Keep in mind that shared memory is not thread-safe, but multiprocessing.Value
supports keyword argument lock=True
during creation to enable use of locks internally. Sample change in your code:
class DataCaptureThread():
def __init__(self, capture_flag, outgoing_flag, duration,parameters):
.
.
self.capture_flag = capture_flag
self.outgoing_data_open_flag = outgoing_flag
.
def read_data(self, duration):
if self.capture_flag.value:
while True:
#Pretend this function gets entire dataset from socket and saves file
self.data_array = ReadSocket()
#Wait for other process to indicate it's ready to receive array
while not self.outgoing_data_open_flag.value:
continue
class SensorInterface():
.
.
.
def collect_data(duration):
self.capture_stream.duration = duration
self.capture_stream.capture_flag.value = True
class DataHandler():
def __init__(self, incoming_data_ready_flag, data_full):
#flag to indicate that sensor process is not ready to transfer data
self.incoming_data_ready_flag = incoming_data_ready_flag
#Flag to indicate that process is currently busy with data, cannot accept more
self.data_full = data_full
self.data_full.value = False
.
def run_processing(self):
while True:
#Wait until data is ready
while not self.incoming_data_ready_flag.value:
continue
#set flag to indicate process is busy with data
self.data_full.value = True
#Pretend this function encapsulates all data processing and saving
DataProcessing(self.data_array)
#Reset flag
self.data_full.value = False
if __name__ == '__main__':
import multiprocessing as mp
from ctypes import c_bool
# Create flags and set their initial value
outgoing_data_ready_flag = Value(c_bool, False)
data_full = Value(c_bool, False)
incoming_data_ready_flag = Value(c_bool, False)

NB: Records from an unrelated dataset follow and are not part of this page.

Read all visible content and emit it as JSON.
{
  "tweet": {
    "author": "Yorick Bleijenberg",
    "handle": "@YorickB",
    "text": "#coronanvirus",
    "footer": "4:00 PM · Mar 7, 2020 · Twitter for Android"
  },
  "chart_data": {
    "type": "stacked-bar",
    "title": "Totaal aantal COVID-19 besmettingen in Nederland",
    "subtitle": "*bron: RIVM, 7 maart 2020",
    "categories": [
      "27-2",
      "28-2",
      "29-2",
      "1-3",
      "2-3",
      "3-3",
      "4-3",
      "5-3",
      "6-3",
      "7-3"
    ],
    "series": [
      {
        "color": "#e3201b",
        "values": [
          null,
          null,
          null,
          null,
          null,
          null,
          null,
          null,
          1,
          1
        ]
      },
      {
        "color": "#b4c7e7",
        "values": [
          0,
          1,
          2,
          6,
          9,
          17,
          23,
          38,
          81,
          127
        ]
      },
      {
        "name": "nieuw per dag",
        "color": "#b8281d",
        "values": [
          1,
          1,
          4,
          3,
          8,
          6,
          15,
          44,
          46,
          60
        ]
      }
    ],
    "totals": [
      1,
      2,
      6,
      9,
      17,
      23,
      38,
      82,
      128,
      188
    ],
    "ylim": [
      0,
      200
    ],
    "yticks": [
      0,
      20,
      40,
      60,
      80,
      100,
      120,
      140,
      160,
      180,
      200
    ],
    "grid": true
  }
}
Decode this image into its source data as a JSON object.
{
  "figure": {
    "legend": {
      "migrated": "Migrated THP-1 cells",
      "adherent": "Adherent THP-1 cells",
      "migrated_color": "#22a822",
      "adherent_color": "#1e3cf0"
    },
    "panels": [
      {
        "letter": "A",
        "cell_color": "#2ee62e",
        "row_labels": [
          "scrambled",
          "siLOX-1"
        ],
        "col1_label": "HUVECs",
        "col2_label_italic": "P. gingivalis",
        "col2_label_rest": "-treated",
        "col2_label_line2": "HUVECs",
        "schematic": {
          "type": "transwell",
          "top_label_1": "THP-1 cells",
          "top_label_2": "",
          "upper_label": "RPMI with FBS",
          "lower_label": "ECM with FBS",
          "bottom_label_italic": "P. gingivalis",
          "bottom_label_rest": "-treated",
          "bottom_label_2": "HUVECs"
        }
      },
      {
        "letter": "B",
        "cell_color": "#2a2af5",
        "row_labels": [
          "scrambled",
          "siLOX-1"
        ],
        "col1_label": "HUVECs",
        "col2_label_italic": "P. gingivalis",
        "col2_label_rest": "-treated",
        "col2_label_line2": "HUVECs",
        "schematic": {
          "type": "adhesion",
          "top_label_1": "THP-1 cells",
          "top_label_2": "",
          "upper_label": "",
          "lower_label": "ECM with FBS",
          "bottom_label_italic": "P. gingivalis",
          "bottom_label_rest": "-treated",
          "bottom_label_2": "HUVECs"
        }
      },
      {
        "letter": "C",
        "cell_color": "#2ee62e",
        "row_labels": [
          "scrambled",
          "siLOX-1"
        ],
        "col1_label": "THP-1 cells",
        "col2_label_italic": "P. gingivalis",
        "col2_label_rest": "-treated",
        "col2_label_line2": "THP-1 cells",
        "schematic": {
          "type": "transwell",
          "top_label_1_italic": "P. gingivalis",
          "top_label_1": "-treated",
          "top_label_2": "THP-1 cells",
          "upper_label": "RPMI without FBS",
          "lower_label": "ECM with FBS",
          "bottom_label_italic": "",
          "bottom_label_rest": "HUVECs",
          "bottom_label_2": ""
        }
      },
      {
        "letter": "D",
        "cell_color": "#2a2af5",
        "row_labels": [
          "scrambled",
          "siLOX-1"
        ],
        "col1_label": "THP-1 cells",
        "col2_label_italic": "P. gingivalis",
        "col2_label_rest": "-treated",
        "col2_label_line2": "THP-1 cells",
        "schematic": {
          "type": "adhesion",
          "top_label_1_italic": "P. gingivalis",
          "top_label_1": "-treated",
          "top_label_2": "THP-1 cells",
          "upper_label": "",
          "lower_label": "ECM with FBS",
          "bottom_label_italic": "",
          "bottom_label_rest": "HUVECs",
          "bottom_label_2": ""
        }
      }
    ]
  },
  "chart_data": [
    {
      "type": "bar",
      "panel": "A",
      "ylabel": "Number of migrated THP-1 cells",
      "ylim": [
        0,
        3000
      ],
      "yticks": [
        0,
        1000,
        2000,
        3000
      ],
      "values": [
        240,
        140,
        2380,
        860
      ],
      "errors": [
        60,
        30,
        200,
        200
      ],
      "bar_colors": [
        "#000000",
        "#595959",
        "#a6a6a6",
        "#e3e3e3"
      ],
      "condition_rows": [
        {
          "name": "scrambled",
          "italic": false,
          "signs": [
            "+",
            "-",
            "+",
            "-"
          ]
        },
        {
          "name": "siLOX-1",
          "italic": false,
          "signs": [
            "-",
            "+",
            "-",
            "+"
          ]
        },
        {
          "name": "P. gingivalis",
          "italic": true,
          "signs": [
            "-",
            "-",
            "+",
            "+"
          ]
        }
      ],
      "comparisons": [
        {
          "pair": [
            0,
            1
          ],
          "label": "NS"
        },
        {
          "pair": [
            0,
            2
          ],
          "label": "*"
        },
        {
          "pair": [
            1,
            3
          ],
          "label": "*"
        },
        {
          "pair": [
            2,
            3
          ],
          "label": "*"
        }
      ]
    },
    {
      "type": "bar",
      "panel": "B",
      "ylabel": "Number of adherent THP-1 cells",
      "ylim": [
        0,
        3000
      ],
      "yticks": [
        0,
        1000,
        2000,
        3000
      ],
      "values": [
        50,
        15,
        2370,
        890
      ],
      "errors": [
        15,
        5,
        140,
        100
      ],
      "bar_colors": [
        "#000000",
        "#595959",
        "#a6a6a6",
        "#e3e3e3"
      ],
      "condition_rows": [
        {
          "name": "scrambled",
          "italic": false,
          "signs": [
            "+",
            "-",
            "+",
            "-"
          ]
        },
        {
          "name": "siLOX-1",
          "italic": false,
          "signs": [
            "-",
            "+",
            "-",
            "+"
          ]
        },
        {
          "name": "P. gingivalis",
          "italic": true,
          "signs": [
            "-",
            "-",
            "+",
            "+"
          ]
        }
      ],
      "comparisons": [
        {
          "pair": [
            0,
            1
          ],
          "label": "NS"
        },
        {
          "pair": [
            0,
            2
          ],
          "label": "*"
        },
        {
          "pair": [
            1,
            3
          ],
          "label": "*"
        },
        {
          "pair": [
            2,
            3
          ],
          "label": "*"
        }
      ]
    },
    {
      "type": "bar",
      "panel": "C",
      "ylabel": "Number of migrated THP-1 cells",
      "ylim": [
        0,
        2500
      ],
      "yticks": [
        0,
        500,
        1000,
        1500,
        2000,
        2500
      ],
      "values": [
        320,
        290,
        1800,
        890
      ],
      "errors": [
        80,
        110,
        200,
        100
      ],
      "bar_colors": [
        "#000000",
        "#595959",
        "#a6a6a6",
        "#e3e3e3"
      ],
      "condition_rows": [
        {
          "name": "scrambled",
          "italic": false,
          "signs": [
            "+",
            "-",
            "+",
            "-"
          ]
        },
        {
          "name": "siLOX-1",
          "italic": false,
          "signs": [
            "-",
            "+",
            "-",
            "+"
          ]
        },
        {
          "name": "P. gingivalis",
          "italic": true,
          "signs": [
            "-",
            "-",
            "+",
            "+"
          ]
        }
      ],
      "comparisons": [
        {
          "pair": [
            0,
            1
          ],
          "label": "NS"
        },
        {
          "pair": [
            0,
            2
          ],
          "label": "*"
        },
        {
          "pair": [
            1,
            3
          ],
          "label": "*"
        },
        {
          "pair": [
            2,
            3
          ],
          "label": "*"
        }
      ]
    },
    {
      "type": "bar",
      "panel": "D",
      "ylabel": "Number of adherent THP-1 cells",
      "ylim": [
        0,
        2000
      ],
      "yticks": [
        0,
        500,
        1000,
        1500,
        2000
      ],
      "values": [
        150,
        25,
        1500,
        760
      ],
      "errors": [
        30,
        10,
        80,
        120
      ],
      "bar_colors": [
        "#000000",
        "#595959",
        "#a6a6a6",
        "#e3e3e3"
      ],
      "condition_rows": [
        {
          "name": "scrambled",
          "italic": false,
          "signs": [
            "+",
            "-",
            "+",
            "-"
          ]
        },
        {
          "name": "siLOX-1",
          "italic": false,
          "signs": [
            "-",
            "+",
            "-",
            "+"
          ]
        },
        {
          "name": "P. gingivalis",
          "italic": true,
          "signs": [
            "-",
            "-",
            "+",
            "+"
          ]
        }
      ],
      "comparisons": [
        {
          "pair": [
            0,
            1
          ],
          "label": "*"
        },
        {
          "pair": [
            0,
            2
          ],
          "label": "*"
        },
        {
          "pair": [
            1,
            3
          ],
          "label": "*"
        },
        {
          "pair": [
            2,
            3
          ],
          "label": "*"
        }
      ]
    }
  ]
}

#Create objects (remember to pass these flags to them as arguments!)
.
.
.
Sharing the array
As per communicating the content of the actual arrays, it is hard to suggest the best way since you have abstracted how you would get the data in your pseudocode. Normally, a Queue would be a good way to go about this, but you can also use a Pipe if there is going to be only one consumer and one producer writing data from one end. Pipes are also not thread-safe (unlike queues) but are generally faster than Queues. If you do decide to use them, they would also need to be passed to the child processes from the main process
Additionally, there are also shared memory blocks that you can create and store the array directly in using multiprocessing.shared_memory. Any child process could attach to this memory block and access the contents, making it much faster than queues and pipes with the tradeoff being that they are a little complicated to deal with, which I think you are trying to avoid.
Edit
Regarding the method to share arrays, its much more about how much flexibility you are ready to compromise for speed. For example, here are some questions you should ask yourself:
- How many different processes would need the contents of the array once its populated? If its more than one, then using Queues/Pipes would be expensive since you would need to create multiple of them for each process to ensure each one gets the required data.
- What is the content in the arrays? Remember that all data transferred from one process to another (like when using queues/pipes) needs to be pickled. So if the object being put in queue is fairly complex (or big), pickling and then unpickling would add extra overhead. On the flip side, shared memory usually is very restrictive about what it can and can't store (more about this below).
- How much time am I willing to spend on this? Like I said, queues and pipes are very straightforward implementations, you could do it in half an evening and call it a day. They are also very flexible, you can put almost anything picklable in there, making it easier on future you if the requirements for the code changes. Shared memory, on the other hand, comes with it's usual set of headaches and bottlenecks (thread-safety being both of them). If you don't want to go as low level as working with memory blocks, there is also multiprocessing.Array that works similar to
mp.Value
. But again it's restrictive in what it can store (I have never used this, so there may be some workarounds that I am not aware of, take it with a grain of salt).